Opinião

Da Casa das Leis à Casa das Artes, alegremente

Adriano Mixinge

Escritor e Jornalista

Como aconteceu nos anos anteriores, quando soube que, por imperativo da Constituição da República de Angola, o Presidente João Lourenço iria à Assembleia Nacional, aka Casa das Leis, fazer o discurso sobre o Estado da Nação fiquei com muita curiosidade em saber o que o Mais Alto Magistrado da Nação nos diria sobre o actual estado das artes e da cultura, em Angola.

19/10/2021  Última atualização 05H25
Ouvi o discurso e decidi relê-lo várias vezes, no começo de tarde da sexta-feira passada. Apesar das referências ao turismo, foi completamente omisso sobre o assunto: é o género de omissão que faz com que só apareça brilho nos olhos de quem o viu ou de quem o lê se for o brilho das lágrimas, algo que, por diversas razões, acontece muito frequentemente entre o pessoal da classe artística do nosso país.

Porém, na noite do mesmo dia, ainda na sexta-feira passada: mesmo que fiel ao seu modo discreto de comportar-se, no espaço público, Ana Dias Lourenço, a Primeira-Dama da República foi à Casa das Artes, em Talatona, algo que já deu para ver que ela gosta de fazer sempre que pode: é sensível às artes e, também, é evidente que ela é apreciadora habitual e ainda bem.

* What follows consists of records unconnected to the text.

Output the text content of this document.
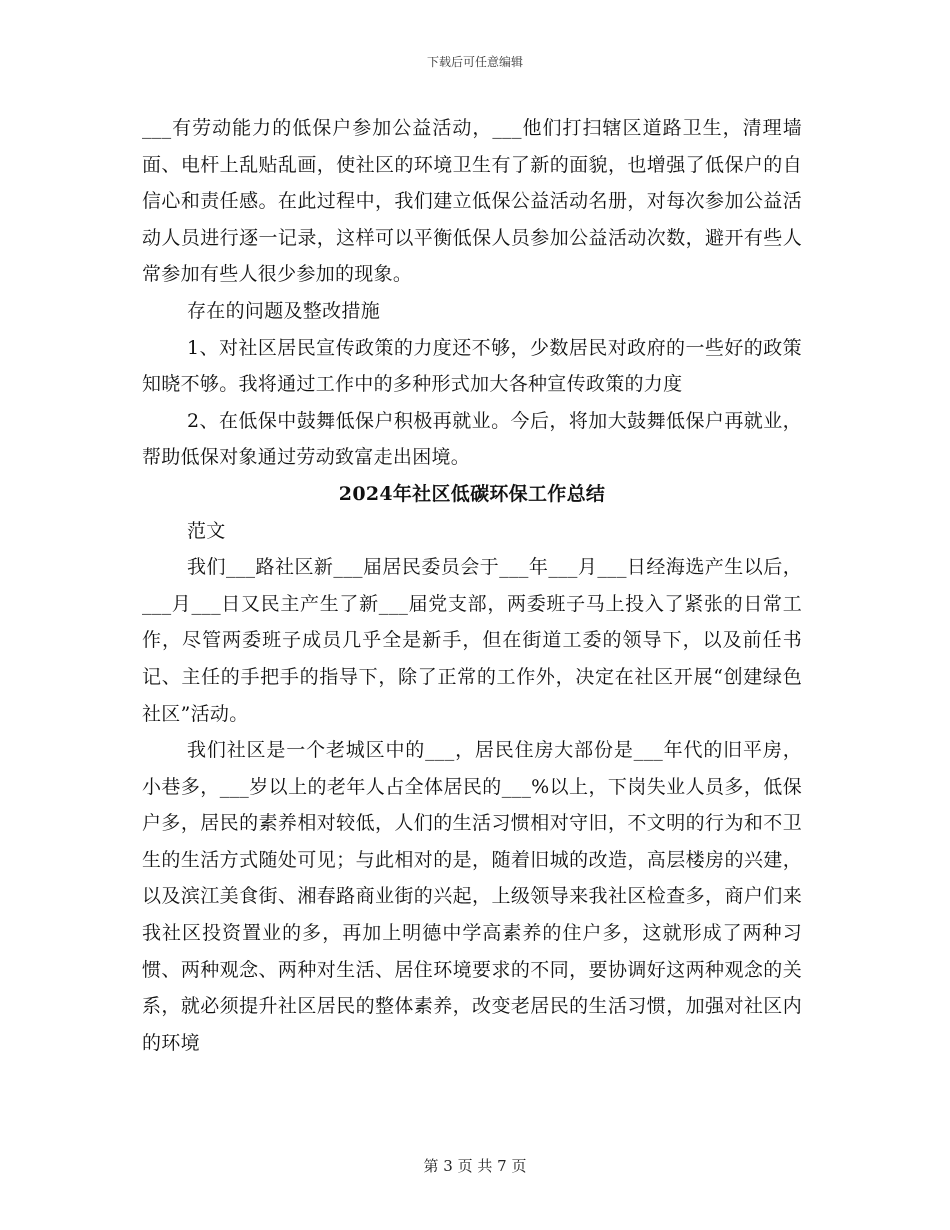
下载后可任意编辑

___有劳动能力的低保户参加公益活动，___他们打扫辖区道路卫生，清理墙面、电杆上乱贴乱画，使社区的环境卫生有了新的面貌，也增强了低保户的自信心和责任感。在此过程中，我们建立低保公益活动名册，对每次参加公益活动人员进行逐一记录，这样可以平衡低保人员参加公益活动次数，避开有些人常参加有些人很少参加的现象。

存在的问题及整改措施

1、对社区居民宣传政策的力度还不够，少数居民对政府的一些好的政策知晓不够。我将通过工作中的多种形式加大各种宣传政策的力度

2、在低保中鼓舞低保户积极再就业。今后，将加大鼓舞低保户再就业，帮助低保对象通过劳动致富走出困境。

2024年社区低碳环保工作总结

范文

我们___路社区新___届居民委员会于___年___月___日经海选产生以后，___月___日又民主产生了新___届党支部，两委班子马上投入了紧张的日常工作，尽管两委班子成员几乎全是新手，但在街道工委的领导下，以及前任书记、主任的手把手的指导下，除了正常的工作外，决定在社区开展“创建绿色社区”活动。

我们社区是一个老城区中的___，居民住房大部份是___年代的旧平房，小巷多，___岁以上的老年人占全体居民的___%以上，下岗失业人员多，低保户多，居民的素养相对较低，人们的生活习惯相对守旧，不文明的行为和不卫生的生活方式随处可见；与此相对的是，随着旧城的改造，高层楼房的兴建，以及滨江美食街、湘春路商业街的兴起，上级领导来我社区检查多，商户们来我社区投资置业的多，再加上明德中学高素养的住户多，这就形成了两种习惯、两种观念、两种对生活、居住环境要求的不同，要协调好这两种观念的关系，就必须提升社区居民的整体素养，改变老居民的生活习惯，加强对社区内的环境

第 3 页 共 7 页
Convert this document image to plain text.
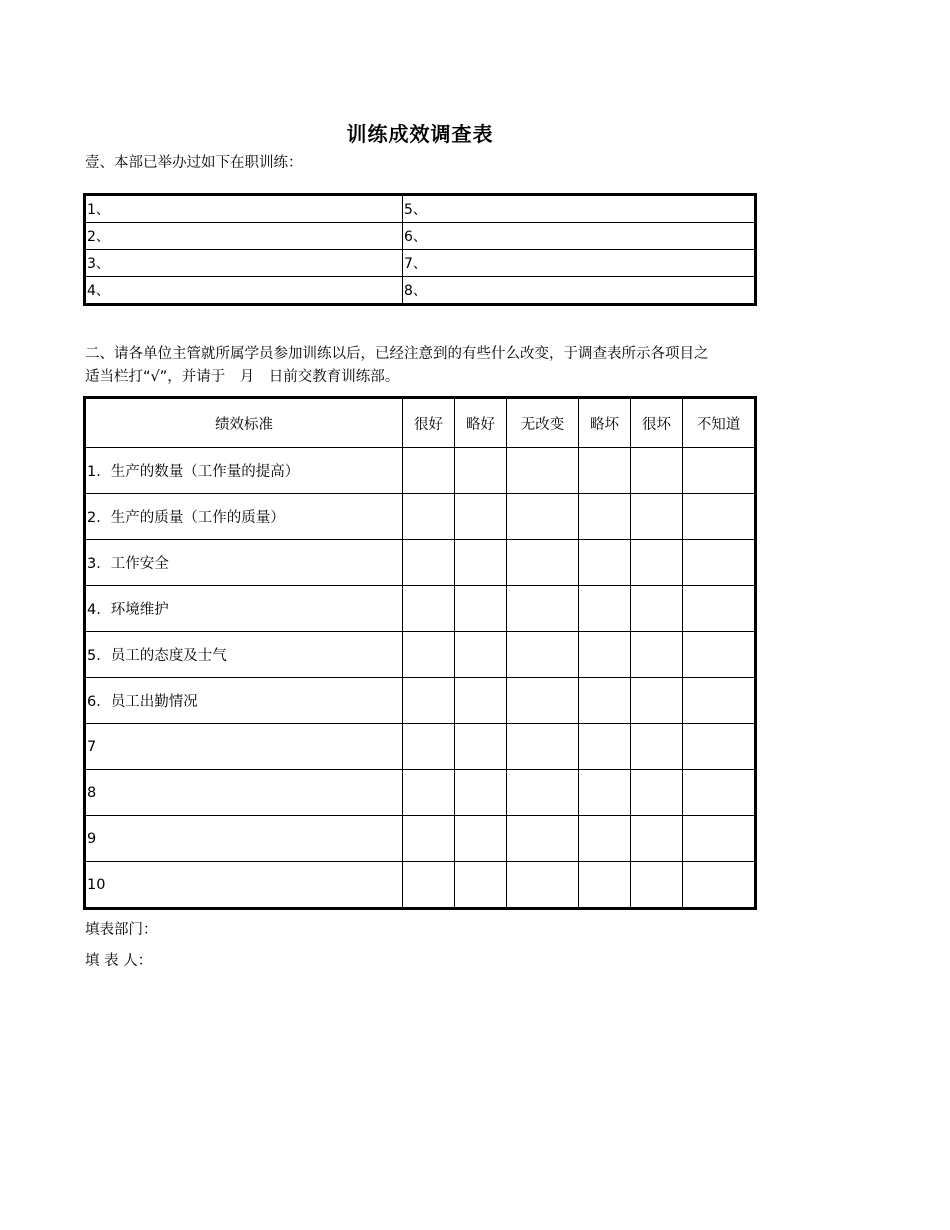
训练成效调查表
壹、本部已举办过如下在职训练：
1、	5、
2、	6、
3、	7、
4、	8、
二、请各单位主管就所属学员参加训练以后，已经注意到的有些什么改变，于调查表所示各项目之
适当栏打“√”，并请于　月　日前交教育训练部。
绩效标准	很好	略好	无改变	略坏	很坏	不知道
1．生产的数量（工作量的提高）						
2．生产的质量（工作的质量）						
3．工作安全						
4．环境维护						
5．员工的态度及士气						
6．员工出勤情况						
7						
8						
9						
10						
填表部门：
填 表 人：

O que não é muito comum é ouvirmos e vermos a nossa Primeira-Dama da República, muito à vontade e descontraidamente, a fazer um comentário, por mínimo que seja, sobre cinema, sobre teatro ou sobre televisão. Pois, bem, aconteceu quando foi assistir o Festival Unitel Angola Move: para quem mesmo não estando no lugar, esteve atento e viu as imagens que circularam pelas redes sociais, pela sua paixão na defesa, no ânimo e no estímulo ao sector, não passou despercebido tanto o brilho de alegria nos olhos dela como nos de quem a viu e a ouviu.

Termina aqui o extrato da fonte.